I get this question a lot. From patients. From relatives. Heck, from other physicians.
Every mom and grandma out there has been telling us since we were little kids that eatting carrots will help us not need glasses. Or give us great night vision. Or just make your eyes healthier in general.
So, is it true?
Actually, this is a myth. Carrots won’t improve your vision but they’re a great source of beta carotene which is an excellent anti-oxidant for your eyes.
Carrots are also full of carotenoids and provitamin A. Provitamin A is converted into retinol in the body and that has a lot of beneficial effects on the eye. Vitamin A is good for the cornea and mucous membranes of the eye.
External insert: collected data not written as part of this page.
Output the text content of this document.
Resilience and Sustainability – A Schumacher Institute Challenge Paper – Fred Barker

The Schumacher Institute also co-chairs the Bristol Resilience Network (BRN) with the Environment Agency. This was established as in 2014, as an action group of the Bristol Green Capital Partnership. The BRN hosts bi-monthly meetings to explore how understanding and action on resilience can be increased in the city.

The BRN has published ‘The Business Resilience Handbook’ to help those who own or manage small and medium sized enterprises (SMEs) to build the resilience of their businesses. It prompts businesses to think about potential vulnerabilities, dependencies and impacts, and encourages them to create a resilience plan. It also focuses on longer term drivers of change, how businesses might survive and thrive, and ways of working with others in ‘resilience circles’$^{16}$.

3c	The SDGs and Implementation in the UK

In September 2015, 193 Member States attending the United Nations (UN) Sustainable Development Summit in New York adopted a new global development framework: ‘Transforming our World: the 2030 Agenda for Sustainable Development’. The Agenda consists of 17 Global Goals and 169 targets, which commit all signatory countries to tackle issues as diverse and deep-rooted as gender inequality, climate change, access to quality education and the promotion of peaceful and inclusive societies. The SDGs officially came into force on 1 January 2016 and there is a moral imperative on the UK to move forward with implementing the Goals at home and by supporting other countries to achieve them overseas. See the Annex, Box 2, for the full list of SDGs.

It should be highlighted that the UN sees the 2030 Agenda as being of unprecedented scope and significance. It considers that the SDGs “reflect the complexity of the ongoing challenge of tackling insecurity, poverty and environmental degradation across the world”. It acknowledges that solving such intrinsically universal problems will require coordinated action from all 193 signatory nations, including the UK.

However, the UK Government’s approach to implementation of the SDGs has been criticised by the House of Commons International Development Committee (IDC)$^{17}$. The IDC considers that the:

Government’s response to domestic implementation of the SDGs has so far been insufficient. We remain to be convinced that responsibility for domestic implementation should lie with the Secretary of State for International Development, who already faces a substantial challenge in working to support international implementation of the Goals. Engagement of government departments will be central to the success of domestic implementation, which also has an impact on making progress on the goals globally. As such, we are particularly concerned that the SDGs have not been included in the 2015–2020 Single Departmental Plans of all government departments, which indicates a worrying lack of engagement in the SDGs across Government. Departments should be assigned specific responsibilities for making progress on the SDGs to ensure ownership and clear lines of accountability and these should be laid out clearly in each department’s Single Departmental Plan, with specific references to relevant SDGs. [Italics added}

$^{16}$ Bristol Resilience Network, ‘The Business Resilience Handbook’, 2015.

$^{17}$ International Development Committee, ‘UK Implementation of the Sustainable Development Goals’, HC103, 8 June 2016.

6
It helps you maintain a healthy tear film and a moist conjunctiva.
In combinination with lutein and another anti-oxidants, Vitamin A is thought to be helpful in preventing progression of age related macular degeneration (AMD). In addition, it helps maintain structural integrity of the retina. It’s important in the formation of photosensitive pigments in the retina (rhodopsin) that absorb light and initiate vision.
But two things you should know.
The first is that carrots don’t actually have the highest amount of Vitamin A of all the vegetables. A half cup of raw carrots has 10,692 international units (IU) of retinol and 0.534 milligrams of beta-carotene.
There are other sources of beta carotene in veggies-sweet potatoes, cantaloupe and apricots to name a few. And, in fact, pumpkin, kale and sweet potato all have more Vitamin A per serving than carrots.
The second is that there was a very calculated origin to this myth, that really had nothing to do with retinal photopigments.
Origin of the myth
So, where does this myth come from? Why does everyone’s mom tell them to eat carrots to preserve their eyesight? (mine included)
This particular myth started during World War II as a British campaign to hide the fact that their pilots were using cutting edge radar technology in the dark to locate targets. So, as a way to throw the Germans off, the British government said the pilots had excellent night vision because they ate a lot of carrots.
Vitamin A Deficiency
I also suspect that because Vitamin A deficiency first manifests as night blindness, perhaps people originally thought the converse to be true as well. This deficiency is not common in the developed world and is a result of inadequate nutrition, fat malabsorption or liver diseases.
Other eye findings of Vitamin A deficiency include:
- Dry eyes
- Night blindness
- Conjunctival xerosis
- Bitot’s spots
- Corneal xerosis
- Corneal ulcer
- Corneal scarring
So, eat a rainbow of vegetables, to keep your eyes healthy, though none will improve your vision. But, eating them will not prevent your from needing glasses make your vision better or let you see in the dark.